Vita Chiesa

Papa Francesco: videomessaggio a congresso Buenos Aires. Teologo è del popolo, credente e profeta

Il teologo «è un credente» – ha proseguito – «che ha esperienza di Gesù Cristo e ha scoperto che senza di lui non può vivere». Il teologo è un profeta perché riflettendo «la tradizione che ha ricevuto dalla Chiesa», «mantiene viva la consapevolezza del passato», creando l’invito al futuro in cui Gesù sconfigge l’autoreferenzialità e la mancanza di «speranza». Di qui l’importanza di recuperare «la memoria del passaggio di Dio» nella «vita della Chiesa», per sconfiggere divisioni e tentazioni. Per il Papa, non può esistere una «Chiesa particolare isolata», con la «pretesa di essere proprietaria e unica interprete della realtà e dell’azione dello Spirito»; così come – ha detto – non ci può essere una Chiesa universale che «ignora», «rinnega» la realtà locale. Centrale è la tradizione della Chiesa, «fiume vivo» che «irriga» terre diverse, e «alimenta» varie aree geografiche del mondo». Così – ha detto Francesco – si continua a ad «incarnare il Vangelo in ogni angolo» del pianeta in un modo «sempre nuovo».

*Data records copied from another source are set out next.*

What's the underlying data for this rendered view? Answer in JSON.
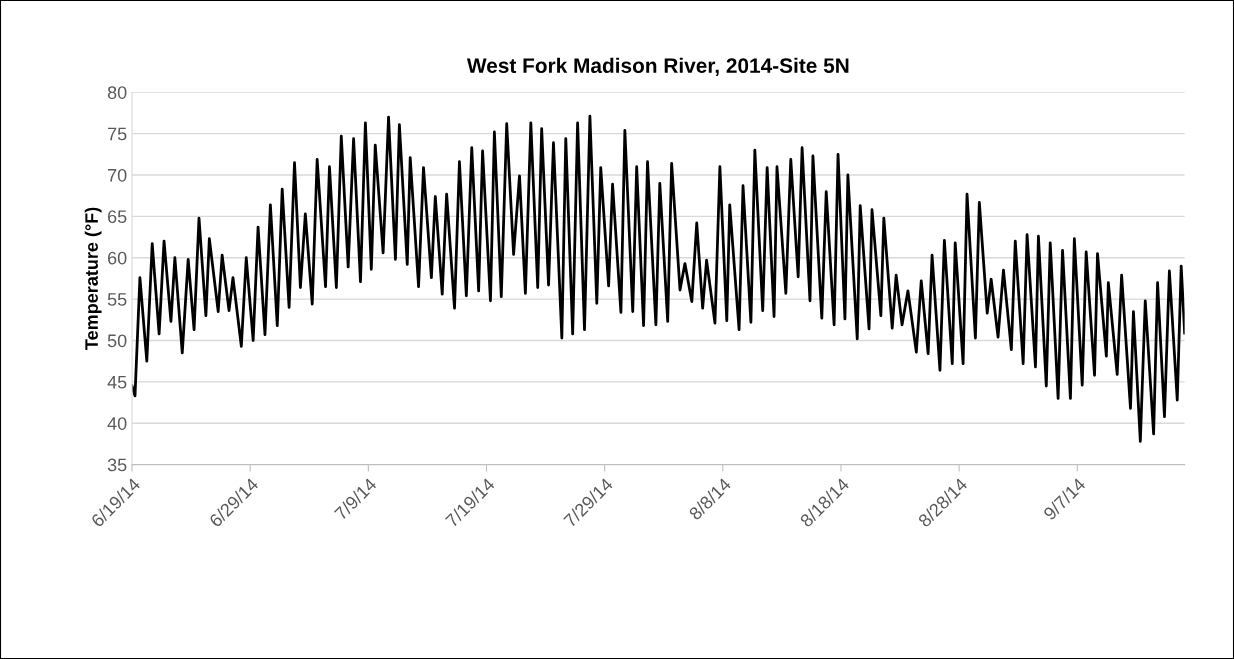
{
  "chart_data": {
    "type": "line",
    "title": "West Fork Madison River, 2014-Site 5N",
    "ylabel": "Temperature (°F)",
    "x": [
      "2014-06-19T00:00",
      "2014-06-19T06:00",
      "2014-06-19T16:00",
      "2014-06-20T06:00",
      "2014-06-20T17:00",
      "2014-06-21T07:00",
      "2014-06-21T17:00",
      "2014-06-22T07:00",
      "2014-06-22T15:00",
      "2014-06-23T06:00",
      "2014-06-23T18:00",
      "2014-06-24T06:00",
      "2014-06-24T16:00",
      "2014-06-25T06:00",
      "2014-06-25T13:00",
      "2014-06-26T07:00",
      "2014-06-26T15:00",
      "2014-06-27T05:00",
      "2014-06-27T13:00",
      "2014-06-28T06:00",
      "2014-06-28T16:00",
      "2014-06-29T06:00",
      "2014-06-29T16:00",
      "2014-06-30T06:00",
      "2014-06-30T17:00",
      "2014-07-01T07:00",
      "2014-07-01T17:00",
      "2014-07-02T07:00",
      "2014-07-02T18:00",
      "2014-07-03T06:00",
      "2014-07-03T16:00",
      "2014-07-04T06:00",
      "2014-07-04T16:00",
      "2014-07-05T09:00",
      "2014-07-05T17:00",
      "2014-07-06T07:00",
      "2014-07-06T17:00",
      "2014-07-07T07:00",
      "2014-07-07T18:00",
      "2014-07-08T08:00",
      "2014-07-08T18:00",
      "2014-07-09T06:00",
      "2014-07-09T14:00",
      "2014-07-10T06:00",
      "2014-07-10T17:00",
      "2014-07-11T07:00",
      "2014-07-11T15:00",
      "2014-07-12T07:00",
      "2014-07-12T13:00",
      "2014-07-13T06:00",
      "2014-07-13T16:00",
      "2014-07-14T08:00",
      "2014-07-14T16:00",
      "2014-07-15T06:00",
      "2014-07-15T15:00",
      "2014-07-16T07:00",
      "2014-07-16T17:00",
      "2014-07-17T07:00",
      "2014-07-17T18:00",
      "2014-07-18T08:00",
      "2014-07-18T16:00",
      "2014-07-19T08:00",
      "2014-07-19T16:00",
      "2014-07-20T06:00",
      "2014-07-20T17:00",
      "2014-07-21T07:00",
      "2014-07-21T19:00",
      "2014-07-22T07:00",
      "2014-07-22T18:00",
      "2014-07-23T08:00",
      "2014-07-23T16:00",
      "2014-07-24T06:00",
      "2014-07-24T16:00",
      "2014-07-25T09:00",
      "2014-07-25T17:00",
      "2014-07-26T07:00",
      "2014-07-26T17:00",
      "2014-07-27T07:00",
      "2014-07-27T18:00",
      "2014-07-28T08:00",
      "2014-07-28T16:00",
      "2014-07-29T08:00",
      "2014-07-29T16:00",
      "2014-07-30T09:00",
      "2014-07-30T17:00",
      "2014-07-31T09:00",
      "2014-07-31T17:00",
      "2014-08-01T07:00",
      "2014-08-01T15:00",
      "2014-08-02T08:00",
      "2014-08-02T16:00",
      "2014-08-03T08:00",
      "2014-08-03T16:00",
      "2014-08-04T09:00",
      "2014-08-04T19:00",
      "2014-08-05T09:00",
      "2014-08-05T19:00",
      "2014-08-06T07:00",
      "2014-08-06T15:00",
      "2014-08-07T08:00",
      "2014-08-07T18:00",
      "2014-08-08T08:00",
      "2014-08-08T14:00",
      "2014-08-09T09:00",
      "2014-08-09T17:00",
      "2014-08-10T09:00",
      "2014-08-10T17:00",
      "2014-08-11T09:00",
      "2014-08-11T18:00",
      "2014-08-12T08:00",
      "2014-08-12T14:00",
      "2014-08-13T08:00",
      "2014-08-13T18:00",
      "2014-08-14T09:00",
      "2014-08-14T17:00",
      "2014-08-15T09:00",
      "2014-08-15T15:00",
      "2014-08-16T09:00",
      "2014-08-16T18:00",
      "2014-08-17T10:00",
      "2014-08-17T18:00",
      "2014-08-18T08:00",
      "2014-08-18T14:00",
      "2014-08-19T09:00",
      "2014-08-19T15:00",
      "2014-08-20T09:00",
      "2014-08-20T15:00",
      "2014-08-21T09:00",
      "2014-08-21T15:00",
      "2014-08-22T08:00",
      "2014-08-22T16:00",
      "2014-08-23T04:00",
      "2014-08-23T16:00",
      "2014-08-24T09:00",
      "2014-08-24T19:00",
      "2014-08-25T09:00",
      "2014-08-25T17:00",
      "2014-08-26T09:00",
      "2014-08-26T18:00",
      "2014-08-27T10:00",
      "2014-08-27T16:00",
      "2014-08-28T08:00",
      "2014-08-28T16:00",
      "2014-08-29T09:00",
      "2014-08-29T17:00",
      "2014-08-30T09:00",
      "2014-08-30T17:00",
      "2014-08-31T07:00",
      "2014-08-31T18:00",
      "2014-09-01T10:00",
      "2014-09-01T18:00",
      "2014-09-02T10:00",
      "2014-09-02T18:00",
      "2014-09-03T11:00",
      "2014-09-03T17:00",
      "2014-09-04T09:00",
      "2014-09-04T17:00",
      "2014-09-05T09:00",
      "2014-09-05T18:00",
      "2014-09-06T10:00",
      "2014-09-06T18:00",
      "2014-09-07T10:00",
      "2014-09-07T18:00",
      "2014-09-08T11:00",
      "2014-09-08T17:00",
      "2014-09-09T11:00",
      "2014-09-09T15:00",
      "2014-09-10T09:00",
      "2014-09-10T18:00",
      "2014-09-11T12:00",
      "2014-09-11T18:00",
      "2014-09-12T08:00",
      "2014-09-12T18:00",
      "2014-09-13T11:00",
      "2014-09-13T19:00",
      "2014-09-14T09:00",
      "2014-09-14T19:00",
      "2014-09-15T11:00",
      "2014-09-15T19:00",
      "2014-09-16T02:00"
    ],
    "series": [
      {
        "color": "#000000",
        "values": [
          44.5,
          43.3,
          57.6,
          47.5,
          61.7,
          50.8,
          62,
          52.3,
          60,
          48.5,
          59.8,
          51.3,
          64.8,
          53,
          62.3,
          53.5,
          60.3,
          53.6,
          57.6,
          49.3,
          60,
          50,
          63.7,
          50.7,
          66.4,
          51.8,
          68.3,
          54,
          71.5,
          56.4,
          65.3,
          54.4,
          71.9,
          56.5,
          71,
          56.4,
          74.7,
          58.9,
          74.4,
          57.1,
          76.3,
          58.6,
          73.6,
          60.6,
          77,
          59.8,
          76.1,
          59.2,
          72.1,
          56.5,
          70.9,
          57.6,
          67.4,
          55.6,
          67.7,
          53.9,
          71.6,
          55.4,
          73.3,
          56,
          72.9,
          54.8,
          75.2,
          55.3,
          76.2,
          60.4,
          69.9,
          55.7,
          76.3,
          56.4,
          75.6,
          56.7,
          73.9,
          50.3,
          74.4,
          50.8,
          76.3,
          51.3,
          77.1,
          54.5,
          70.9,
          56.6,
          68.9,
          53.4,
          75.4,
          53.5,
          71,
          51.8,
          71.6,
          51.9,
          69,
          52.3,
          71.4,
          56.1,
          59.3,
          54.7,
          64.2,
          53.9,
          59.7,
          52.1,
          71,
          52.4,
          66.4,
          51.3,
          68.7,
          52.2,
          73,
          53.6,
          70.9,
          52.9,
          71,
          55.7,
          71.9,
          57.7,
          73.3,
          54.8,
          72.3,
          52.7,
          68,
          51.9,
          72.5,
          52.6,
          70,
          50.2,
          66.3,
          51.4,
          65.8,
          53,
          64.8,
          51.5,
          57.9,
          51.9,
          56,
          48.6,
          57.2,
          48.4,
          60.3,
          46.4,
          62.1,
          47.2,
          61.8,
          47.2,
          67.7,
          50.3,
          66.7,
          53.3,
          57.4,
          50.4,
          58.5,
          48.9,
          62,
          47.2,
          62.8,
          46.8,
          62.6,
          44.5,
          61.8,
          43,
          60.9,
          43,
          62.3,
          44.6,
          60.7,
          45.8,
          60.5,
          48.1,
          57,
          45.9,
          57.9,
          41.8,
          53.5,
          37.8,
          54.8,
          38.7,
          57,
          40.8,
          58.4,
          42.8,
          59,
          50.9
        ]
      }
    ],
    "xlim": [
      "2014-06-19T00:00",
      "2014-09-16T02:00"
    ],
    "xticks": [
      {
        "value": "2014-06-19",
        "label": "6/19/14"
      },
      {
        "value": "2014-06-29",
        "label": "6/29/14"
      },
      {
        "value": "2014-07-09",
        "label": "7/9/14"
      },
      {
        "value": "2014-07-19",
        "label": "7/19/14"
      },
      {
        "value": "2014-07-29",
        "label": "7/29/14"
      },
      {
        "value": "2014-08-08",
        "label": "8/8/14"
      },
      {
        "value": "2014-08-18",
        "label": "8/18/14"
      },
      {
        "value": "2014-08-28",
        "label": "8/28/14"
      },
      {
        "value": "2014-09-07",
        "label": "9/7/14"
      }
    ],
    "ylim": [
      35,
      80
    ],
    "yticks": [
      35,
      40,
      45,
      50,
      55,
      60,
      65,
      70,
      75,
      80
    ],
    "grid": "y",
    "legend": false,
    "marker": "none",
    "line_style": "solid"
  }
}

Per il Papa, il compito del teologo è «di discernere», «riflettere» su cosa significhi essere un cristiano di oggi. Perché il cristiano di oggi in Argentina non è lo stesso di 100 anni fa e non lo è allo stesso modo «in India, in Canada, a Roma». Tra le sfide da affrontare, multiculturalismo, relativismo e globalizzazione, che a volte «minimizzano» la dignità della persona «rendendola un bene di scambio». Solo la via del Vangelo, ha proseguito Francesco, permette di allontanare due grandi «tentazioni»: quella che condanna ogni cosa rifugiandosi «nel conservatorismo o nel fondamentalismo» e quella che consacra tutte le novità, tutto ciò che ha un «nuovo gusto», relativizzando «la saggezza». Non può esistere il concetto di mera «dottrina» «staccata dalla pastorale», ha ammonito Francesco, che citando i padri della Chiesa come «Ireneo, Agostino, Basilio, Ambrogio» ha sottolineato che «sono stati grandi teologi perché erano grandi pastori». Poi il Papa è tornato a ribadire la necessità dell’incontro, con le famiglie, i poveri, gli afflitti, le periferie. «Una teologia che nasce – ha detto – ha il sentore di una proposta che può essere bella, ma non reale». Le «domande del nostro popolo – ha aggiunto -, la loro angoscia, i loro sogni, le loro lotte, le loro preoccupazioni hanno un valore ermeneutico», che non «possiamo» ignorare.